Silt and clay are both the result of the physical and chemical breakdown of the minerals in rocks. They main difference is in chemical composition and particle size.
Silt is composed of silicate minerals, or those containing silicon and oxygen.
Clay is composed of metal silicates, or silicates with metals like magnesium or aluminum associated with it.

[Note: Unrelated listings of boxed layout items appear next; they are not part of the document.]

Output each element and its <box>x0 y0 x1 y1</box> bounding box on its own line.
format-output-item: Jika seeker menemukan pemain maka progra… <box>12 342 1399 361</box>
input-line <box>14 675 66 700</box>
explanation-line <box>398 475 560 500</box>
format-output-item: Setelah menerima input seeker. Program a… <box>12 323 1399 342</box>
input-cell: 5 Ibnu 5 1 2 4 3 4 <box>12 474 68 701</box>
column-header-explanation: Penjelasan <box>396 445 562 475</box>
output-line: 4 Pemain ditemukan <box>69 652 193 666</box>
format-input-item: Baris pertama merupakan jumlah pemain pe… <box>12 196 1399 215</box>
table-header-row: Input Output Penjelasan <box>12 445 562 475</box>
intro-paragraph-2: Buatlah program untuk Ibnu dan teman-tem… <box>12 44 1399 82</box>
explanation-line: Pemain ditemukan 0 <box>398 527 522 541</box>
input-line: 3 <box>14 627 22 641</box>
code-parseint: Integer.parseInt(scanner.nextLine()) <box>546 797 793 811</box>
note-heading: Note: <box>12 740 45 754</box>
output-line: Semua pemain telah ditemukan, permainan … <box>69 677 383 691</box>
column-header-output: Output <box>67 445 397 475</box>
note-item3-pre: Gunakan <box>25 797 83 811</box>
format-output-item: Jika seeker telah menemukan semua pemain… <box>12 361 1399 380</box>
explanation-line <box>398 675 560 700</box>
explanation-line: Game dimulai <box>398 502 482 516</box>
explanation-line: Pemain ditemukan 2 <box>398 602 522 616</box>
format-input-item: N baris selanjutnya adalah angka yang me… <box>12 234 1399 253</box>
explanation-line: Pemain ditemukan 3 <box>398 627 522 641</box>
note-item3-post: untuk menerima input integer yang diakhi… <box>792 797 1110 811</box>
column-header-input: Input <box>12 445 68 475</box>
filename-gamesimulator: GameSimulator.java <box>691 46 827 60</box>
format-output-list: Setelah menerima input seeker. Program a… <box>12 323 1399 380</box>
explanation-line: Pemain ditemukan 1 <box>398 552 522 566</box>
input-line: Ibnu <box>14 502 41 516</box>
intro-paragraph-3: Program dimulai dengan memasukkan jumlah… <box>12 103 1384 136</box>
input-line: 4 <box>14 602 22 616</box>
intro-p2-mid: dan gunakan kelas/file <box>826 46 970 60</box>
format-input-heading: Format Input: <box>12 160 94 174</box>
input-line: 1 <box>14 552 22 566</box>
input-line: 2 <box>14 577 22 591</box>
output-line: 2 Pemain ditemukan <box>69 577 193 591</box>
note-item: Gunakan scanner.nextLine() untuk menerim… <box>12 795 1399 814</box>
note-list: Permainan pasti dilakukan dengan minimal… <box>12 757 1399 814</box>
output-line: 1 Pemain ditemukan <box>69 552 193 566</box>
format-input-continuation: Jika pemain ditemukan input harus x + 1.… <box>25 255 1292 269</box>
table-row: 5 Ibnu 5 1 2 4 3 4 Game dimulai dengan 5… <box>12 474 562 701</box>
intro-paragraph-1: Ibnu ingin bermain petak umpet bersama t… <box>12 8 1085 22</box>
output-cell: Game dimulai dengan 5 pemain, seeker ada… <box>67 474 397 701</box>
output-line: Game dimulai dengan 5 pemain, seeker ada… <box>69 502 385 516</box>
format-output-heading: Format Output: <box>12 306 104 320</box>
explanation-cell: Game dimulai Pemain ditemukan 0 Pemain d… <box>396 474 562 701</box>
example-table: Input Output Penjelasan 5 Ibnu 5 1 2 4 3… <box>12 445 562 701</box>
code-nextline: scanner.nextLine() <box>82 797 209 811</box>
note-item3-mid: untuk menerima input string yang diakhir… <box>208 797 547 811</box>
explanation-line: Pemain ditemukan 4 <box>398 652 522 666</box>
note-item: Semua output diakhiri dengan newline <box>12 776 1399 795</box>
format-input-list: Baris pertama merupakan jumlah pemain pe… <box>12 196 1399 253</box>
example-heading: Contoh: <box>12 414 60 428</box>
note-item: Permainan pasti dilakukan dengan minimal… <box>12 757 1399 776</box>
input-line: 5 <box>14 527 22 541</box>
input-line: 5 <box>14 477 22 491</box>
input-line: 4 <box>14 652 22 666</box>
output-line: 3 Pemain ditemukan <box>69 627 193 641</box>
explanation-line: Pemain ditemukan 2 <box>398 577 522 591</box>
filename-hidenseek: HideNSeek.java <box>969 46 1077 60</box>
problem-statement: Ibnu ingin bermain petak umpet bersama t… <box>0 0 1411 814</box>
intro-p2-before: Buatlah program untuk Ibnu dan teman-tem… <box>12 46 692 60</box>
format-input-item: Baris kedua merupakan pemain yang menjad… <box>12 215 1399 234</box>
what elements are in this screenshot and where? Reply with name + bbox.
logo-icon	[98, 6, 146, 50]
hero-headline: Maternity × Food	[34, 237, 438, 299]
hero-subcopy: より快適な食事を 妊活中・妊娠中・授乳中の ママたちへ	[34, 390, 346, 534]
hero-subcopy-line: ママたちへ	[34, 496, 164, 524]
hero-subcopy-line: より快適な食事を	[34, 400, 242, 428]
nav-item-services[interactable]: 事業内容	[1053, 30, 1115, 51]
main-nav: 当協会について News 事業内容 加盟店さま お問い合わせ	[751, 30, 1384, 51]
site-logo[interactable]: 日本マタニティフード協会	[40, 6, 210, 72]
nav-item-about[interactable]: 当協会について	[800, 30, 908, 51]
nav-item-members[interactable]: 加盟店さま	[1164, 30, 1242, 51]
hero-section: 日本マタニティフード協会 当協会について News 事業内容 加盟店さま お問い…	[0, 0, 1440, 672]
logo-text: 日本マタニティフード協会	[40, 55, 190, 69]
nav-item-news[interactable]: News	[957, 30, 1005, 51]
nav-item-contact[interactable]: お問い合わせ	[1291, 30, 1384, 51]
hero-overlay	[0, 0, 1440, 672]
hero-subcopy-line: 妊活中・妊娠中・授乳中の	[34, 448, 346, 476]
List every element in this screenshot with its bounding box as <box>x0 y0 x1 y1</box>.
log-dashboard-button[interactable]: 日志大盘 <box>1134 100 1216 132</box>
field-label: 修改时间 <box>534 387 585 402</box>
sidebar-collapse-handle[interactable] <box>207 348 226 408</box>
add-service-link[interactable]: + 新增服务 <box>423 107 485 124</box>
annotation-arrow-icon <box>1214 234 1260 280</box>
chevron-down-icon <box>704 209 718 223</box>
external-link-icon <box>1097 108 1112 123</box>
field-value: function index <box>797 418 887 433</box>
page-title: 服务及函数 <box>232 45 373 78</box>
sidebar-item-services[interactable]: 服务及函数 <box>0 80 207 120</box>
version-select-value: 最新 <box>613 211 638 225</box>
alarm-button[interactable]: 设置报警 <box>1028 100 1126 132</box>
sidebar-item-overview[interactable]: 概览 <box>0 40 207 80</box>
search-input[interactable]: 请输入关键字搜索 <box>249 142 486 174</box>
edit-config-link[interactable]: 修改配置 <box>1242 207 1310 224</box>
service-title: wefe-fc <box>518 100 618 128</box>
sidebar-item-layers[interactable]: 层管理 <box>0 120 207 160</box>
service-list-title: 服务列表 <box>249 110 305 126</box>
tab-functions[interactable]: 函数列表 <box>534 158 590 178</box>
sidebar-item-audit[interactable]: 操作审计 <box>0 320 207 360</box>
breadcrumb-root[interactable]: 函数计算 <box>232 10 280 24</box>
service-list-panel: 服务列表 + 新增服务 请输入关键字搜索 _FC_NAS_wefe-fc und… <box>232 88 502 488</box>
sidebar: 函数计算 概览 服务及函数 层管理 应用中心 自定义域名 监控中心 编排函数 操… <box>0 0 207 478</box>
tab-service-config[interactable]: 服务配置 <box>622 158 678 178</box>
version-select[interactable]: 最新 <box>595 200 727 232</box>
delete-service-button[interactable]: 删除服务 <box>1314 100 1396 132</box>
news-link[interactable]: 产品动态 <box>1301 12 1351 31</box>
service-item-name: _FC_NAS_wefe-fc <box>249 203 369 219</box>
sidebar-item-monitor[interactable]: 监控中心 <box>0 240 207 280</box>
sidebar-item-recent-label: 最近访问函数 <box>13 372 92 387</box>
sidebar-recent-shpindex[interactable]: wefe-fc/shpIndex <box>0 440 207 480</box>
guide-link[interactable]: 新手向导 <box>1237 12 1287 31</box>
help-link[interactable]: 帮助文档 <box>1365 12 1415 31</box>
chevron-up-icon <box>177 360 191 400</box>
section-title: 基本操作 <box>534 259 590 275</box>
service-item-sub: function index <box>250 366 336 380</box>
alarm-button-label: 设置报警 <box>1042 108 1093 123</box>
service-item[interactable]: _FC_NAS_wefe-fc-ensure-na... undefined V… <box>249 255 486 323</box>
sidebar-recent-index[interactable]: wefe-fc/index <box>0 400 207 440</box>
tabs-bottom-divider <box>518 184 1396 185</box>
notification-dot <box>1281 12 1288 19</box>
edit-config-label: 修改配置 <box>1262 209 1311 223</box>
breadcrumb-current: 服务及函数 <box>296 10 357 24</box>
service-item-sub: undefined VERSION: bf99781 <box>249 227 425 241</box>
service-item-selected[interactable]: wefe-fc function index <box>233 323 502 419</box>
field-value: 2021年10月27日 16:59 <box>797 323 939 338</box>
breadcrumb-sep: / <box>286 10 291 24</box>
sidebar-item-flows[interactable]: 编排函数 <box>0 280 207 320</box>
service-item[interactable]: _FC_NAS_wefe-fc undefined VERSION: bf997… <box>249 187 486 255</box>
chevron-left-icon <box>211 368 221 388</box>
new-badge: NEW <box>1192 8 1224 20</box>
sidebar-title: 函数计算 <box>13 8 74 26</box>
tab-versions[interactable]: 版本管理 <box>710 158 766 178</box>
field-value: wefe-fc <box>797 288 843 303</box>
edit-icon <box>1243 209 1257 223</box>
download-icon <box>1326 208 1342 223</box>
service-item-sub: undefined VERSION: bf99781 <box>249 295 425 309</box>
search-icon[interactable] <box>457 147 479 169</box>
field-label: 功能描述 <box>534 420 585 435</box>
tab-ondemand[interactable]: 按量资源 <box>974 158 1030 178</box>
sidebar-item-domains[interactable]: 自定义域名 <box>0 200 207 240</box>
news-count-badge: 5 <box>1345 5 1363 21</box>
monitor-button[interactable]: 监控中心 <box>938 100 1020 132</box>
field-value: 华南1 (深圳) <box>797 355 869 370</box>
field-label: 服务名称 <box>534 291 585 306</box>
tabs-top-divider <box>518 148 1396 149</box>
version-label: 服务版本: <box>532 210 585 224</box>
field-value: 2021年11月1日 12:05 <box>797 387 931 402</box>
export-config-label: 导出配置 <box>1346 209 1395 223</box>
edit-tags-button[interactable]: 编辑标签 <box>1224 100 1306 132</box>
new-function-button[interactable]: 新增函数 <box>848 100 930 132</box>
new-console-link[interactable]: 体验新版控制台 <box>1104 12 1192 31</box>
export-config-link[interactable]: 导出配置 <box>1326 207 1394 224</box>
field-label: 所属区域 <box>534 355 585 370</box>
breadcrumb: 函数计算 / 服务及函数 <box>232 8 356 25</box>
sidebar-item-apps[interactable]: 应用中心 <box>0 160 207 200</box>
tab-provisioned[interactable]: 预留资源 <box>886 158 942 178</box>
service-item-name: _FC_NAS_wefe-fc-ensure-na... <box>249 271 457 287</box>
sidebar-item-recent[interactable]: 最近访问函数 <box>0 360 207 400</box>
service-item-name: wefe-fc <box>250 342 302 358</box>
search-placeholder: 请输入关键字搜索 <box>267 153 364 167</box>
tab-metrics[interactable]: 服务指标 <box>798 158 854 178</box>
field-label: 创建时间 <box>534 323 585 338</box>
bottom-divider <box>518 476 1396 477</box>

But in terms of handling the two as part of an experiment, the main discernible difference is particle size. Sand particles are larger than silt particles which are in turn larger than clay particles. Silt particles are about 0.05 to 0.002 millimeters in size. Clay particles are smaller than micrometer in size. So silt particles are too small to really be felt with your fingers like grains of sand. But wet silt will feel very smooth like finely ground baking flour. Clay particles are so small that they will simply feel sticky. You won’t be able to move them around your fingers like silt particles. This stickiness will be the main difference between the two in terms of touch.
aviratdhodare
Silt is composed of fine-grained clay in usual parlance. However, note the Wiki comment:
Though silt and clay are classified as fine soils, they have some differences between them. – Clay particles are very smaller in size compared to silt particles, even though all soils with particle size <0.075mm are classified as either silt or clay. – Clay contains clay minerals, while silts do not contain clay minerals.
Ribbon test – clay will form a ribbon if a mixture of water and clay is rolled in hand – clay will join with other particles of clay to form a molecular string fused to each other. Silt will not work for this.
A non-technical test is to see whether the soil is a fertile plant-growth footing. True clay isn’t. Example: kudzu jungles here in Appalachian supposed “clay country.”